RTI ACT: THE ROAD PATH FOR GOOD GOVERNANCE

1Dawar, Nency

1Assistant Professor, Geeta Engg. College, Naultha, Panipat

1nencydawar@yahoo.in

  1. INTRODUCTION

    Development in all walks of life depends on information generated in the concerned spheres, up to the present. Democracy is impossible unless the citizens have free access to all information that can help them to acquire average knowledge about everything related to their society, government, trade, health etc. as well as correct information on administrative actions affecting them. This information, knowledge gives them power to understand things in their correct perspective and to defend against wrong decisions affecting their life and activities. Ready access to information generated by society and accumulated through time is a fundamental right of every citizen. It should be ensured by sound legislation.

    The Right to Information act is a weapon for todays democratic citizens to be involved in every political decision which is made for the welfare of the people. Access to information not only promotes openness,

    transparency and accountability in administration, but it facilitates active participation of people in democratic governance process. For this every individual and every young citizen must know about the proper use of RTI Act.

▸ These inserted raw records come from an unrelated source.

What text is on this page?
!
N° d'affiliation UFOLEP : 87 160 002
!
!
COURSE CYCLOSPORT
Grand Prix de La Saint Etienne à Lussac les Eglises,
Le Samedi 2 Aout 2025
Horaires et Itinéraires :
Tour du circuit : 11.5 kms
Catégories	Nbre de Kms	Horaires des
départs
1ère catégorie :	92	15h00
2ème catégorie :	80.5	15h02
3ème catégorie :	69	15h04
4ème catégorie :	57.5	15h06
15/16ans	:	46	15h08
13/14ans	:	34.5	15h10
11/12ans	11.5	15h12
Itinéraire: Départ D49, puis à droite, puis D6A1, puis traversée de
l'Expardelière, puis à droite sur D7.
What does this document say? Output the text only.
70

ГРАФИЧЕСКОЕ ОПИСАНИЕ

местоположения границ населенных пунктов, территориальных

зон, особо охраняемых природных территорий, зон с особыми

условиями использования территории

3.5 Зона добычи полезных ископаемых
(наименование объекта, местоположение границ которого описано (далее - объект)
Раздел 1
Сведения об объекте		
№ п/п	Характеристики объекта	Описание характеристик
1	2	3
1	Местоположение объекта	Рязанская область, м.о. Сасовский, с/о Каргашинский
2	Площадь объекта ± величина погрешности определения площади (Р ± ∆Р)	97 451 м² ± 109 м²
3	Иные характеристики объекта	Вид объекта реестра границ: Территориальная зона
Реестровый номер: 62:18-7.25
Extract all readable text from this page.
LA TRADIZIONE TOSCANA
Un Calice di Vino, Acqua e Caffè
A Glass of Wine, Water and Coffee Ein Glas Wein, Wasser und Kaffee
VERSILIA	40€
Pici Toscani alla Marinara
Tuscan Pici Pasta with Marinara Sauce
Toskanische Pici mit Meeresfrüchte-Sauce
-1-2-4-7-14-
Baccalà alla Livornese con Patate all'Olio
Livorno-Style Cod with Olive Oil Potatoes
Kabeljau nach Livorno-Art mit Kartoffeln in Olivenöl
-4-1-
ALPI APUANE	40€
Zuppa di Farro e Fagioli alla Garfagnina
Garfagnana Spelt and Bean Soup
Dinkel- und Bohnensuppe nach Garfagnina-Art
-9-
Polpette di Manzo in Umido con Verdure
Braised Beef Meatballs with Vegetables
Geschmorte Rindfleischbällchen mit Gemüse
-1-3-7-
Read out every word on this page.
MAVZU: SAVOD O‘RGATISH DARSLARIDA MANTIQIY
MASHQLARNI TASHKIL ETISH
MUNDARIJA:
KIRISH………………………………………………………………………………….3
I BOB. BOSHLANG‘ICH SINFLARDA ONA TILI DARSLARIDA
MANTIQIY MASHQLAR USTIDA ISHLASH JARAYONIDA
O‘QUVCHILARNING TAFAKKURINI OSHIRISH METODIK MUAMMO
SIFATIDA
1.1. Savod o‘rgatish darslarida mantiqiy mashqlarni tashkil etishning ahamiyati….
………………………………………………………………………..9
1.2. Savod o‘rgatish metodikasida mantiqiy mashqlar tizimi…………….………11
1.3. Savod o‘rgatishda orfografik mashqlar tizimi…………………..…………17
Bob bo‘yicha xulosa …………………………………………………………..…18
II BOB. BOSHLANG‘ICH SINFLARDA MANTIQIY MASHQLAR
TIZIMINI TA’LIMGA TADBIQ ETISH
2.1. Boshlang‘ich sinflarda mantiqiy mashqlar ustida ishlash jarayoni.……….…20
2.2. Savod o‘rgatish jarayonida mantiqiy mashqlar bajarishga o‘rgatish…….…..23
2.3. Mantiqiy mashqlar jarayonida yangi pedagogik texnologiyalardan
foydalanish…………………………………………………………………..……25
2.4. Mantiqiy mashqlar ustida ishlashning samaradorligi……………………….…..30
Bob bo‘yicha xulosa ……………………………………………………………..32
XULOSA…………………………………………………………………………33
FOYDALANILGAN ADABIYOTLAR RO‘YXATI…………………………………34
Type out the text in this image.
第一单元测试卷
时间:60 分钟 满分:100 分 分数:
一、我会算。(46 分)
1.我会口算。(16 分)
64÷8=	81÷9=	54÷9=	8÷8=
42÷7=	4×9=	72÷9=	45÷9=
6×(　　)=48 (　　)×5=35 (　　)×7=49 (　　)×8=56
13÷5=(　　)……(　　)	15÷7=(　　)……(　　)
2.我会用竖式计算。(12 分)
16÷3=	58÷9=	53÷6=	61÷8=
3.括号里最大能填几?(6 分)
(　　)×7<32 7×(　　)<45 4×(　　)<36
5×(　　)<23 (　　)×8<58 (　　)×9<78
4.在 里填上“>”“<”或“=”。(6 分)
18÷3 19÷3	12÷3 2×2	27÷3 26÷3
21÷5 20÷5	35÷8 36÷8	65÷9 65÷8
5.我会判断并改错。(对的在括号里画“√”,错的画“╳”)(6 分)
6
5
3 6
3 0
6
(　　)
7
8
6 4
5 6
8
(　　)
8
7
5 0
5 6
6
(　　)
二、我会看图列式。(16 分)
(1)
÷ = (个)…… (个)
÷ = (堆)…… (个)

    We live in an age of information, in which the free flow of information and ideas determines the pace of development and well-being of the people. The implementation of RTI Act is, therefore, an important milestone in our quest for building an enlightened and at the same time, a prosperous society. Therefore, the exercise of the Right to Information cannot be the privilege of only a few.

    Dr. Manmohan Singh, Prime Minister of India,

    Valedictory Address at the National Convention on

    RTI, October 15, 2006

    Until 2005, an ordinary citizen had no access to information held by a public authority. Even in matters affecting legal entitlements for such subsidized services as food for work, wage employment, basic education and health care, old age pension and food security for destitute, it was not easy to seek the details of decision making process that affected or harmed him. Without access to relevant information, it was not possible for a common man to participate in a meaningful debate on political and economic options or choices available to him for realizing socio-economic aspirations.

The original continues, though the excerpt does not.